Krankheit als System

Dieser Aspekt von Krankheit wird in der Regel am wenigsten beachtet. Das mag daran liegen, dass üblicherweise in einem linearen Ursache-Wirkungs-Modell gedacht wird. In diesem Denken erscheint die anfängliche Krankheitsursache, die krankheitsauslösende Situation, der innerpsychische Konflikt als sehr wesentlich. Alles sich daran anschließende wird als sekundär gedacht, als eine Folge, die zu existieren aufhört, wenn die Wirkung verschwindet, vergleichbar den Bugwellen eines fahrenden Schiffes. Sobald dieses beidreht, verlieren sich die Wellen, die kein Eigenleben haben.

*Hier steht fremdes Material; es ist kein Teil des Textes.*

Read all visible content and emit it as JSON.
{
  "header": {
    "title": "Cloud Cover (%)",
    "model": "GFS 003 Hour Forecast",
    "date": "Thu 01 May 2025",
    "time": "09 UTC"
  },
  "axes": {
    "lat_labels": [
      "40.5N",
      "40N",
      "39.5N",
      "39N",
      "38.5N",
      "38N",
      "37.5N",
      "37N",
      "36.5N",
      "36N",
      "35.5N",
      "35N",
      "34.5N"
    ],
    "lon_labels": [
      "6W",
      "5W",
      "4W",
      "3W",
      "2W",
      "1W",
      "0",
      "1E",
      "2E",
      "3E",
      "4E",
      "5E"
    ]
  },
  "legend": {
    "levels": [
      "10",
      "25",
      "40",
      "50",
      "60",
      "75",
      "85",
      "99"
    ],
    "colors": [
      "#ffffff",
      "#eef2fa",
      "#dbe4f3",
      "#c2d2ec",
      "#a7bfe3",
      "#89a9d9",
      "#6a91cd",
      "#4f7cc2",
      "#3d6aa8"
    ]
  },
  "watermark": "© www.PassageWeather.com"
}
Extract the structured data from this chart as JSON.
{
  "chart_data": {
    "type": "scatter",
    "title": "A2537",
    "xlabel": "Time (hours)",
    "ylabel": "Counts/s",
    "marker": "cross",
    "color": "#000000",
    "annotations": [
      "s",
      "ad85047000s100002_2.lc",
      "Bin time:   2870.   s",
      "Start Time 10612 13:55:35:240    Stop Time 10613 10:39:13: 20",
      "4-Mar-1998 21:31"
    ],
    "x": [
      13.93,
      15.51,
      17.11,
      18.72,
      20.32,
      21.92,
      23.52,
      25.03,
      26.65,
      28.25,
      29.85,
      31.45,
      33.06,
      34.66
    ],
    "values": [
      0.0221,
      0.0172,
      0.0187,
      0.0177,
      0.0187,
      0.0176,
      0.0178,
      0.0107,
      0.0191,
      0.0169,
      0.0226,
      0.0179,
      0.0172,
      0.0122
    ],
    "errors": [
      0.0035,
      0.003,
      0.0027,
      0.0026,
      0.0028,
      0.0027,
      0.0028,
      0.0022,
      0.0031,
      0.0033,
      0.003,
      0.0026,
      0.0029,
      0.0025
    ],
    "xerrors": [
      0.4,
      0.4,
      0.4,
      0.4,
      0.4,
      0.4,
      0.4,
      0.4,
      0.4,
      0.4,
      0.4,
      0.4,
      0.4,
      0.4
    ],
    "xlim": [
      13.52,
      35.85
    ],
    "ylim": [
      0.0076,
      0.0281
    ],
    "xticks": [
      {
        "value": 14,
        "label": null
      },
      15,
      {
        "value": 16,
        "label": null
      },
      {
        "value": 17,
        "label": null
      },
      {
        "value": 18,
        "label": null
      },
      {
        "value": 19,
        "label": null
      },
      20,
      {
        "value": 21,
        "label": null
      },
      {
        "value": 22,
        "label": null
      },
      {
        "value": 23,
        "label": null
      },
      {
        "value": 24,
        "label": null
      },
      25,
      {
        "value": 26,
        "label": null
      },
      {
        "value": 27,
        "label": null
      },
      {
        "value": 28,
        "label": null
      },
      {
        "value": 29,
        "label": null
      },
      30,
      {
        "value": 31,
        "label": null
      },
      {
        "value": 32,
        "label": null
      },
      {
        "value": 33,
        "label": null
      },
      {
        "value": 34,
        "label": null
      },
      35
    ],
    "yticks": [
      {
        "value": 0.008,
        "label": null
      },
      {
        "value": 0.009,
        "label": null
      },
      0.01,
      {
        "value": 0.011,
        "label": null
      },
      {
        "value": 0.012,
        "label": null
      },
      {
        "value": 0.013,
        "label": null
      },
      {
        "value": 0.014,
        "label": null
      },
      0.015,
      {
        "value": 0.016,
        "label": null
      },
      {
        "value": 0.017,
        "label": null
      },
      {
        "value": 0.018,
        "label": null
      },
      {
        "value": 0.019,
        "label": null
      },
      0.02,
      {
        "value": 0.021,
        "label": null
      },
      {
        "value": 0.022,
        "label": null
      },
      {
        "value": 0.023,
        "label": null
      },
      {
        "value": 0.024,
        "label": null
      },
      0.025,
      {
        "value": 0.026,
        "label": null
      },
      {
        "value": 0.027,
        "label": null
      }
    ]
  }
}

Ein solches, sehr einfaches, kausales Prozessverständnis gilt aber tatsächlich nur für sehr wenige Krankheiten des Menschen. Der größte Teil aller Krankheiten lässt sich nicht nach einem einfachen Ursache-Wirkungs-Modell begreifen. Krankheit spielt sich nämlich in drei Systemen ab: im Körper, in der Psyche und im sozialen System. Alle drei Systeme sind nicht wie die Bugwelle des Bootes etwas Unbelebtes, sondern etwas Lebendiges, welches Eigengesetzlichkeit, eigene Regulationsprozesse zeigt.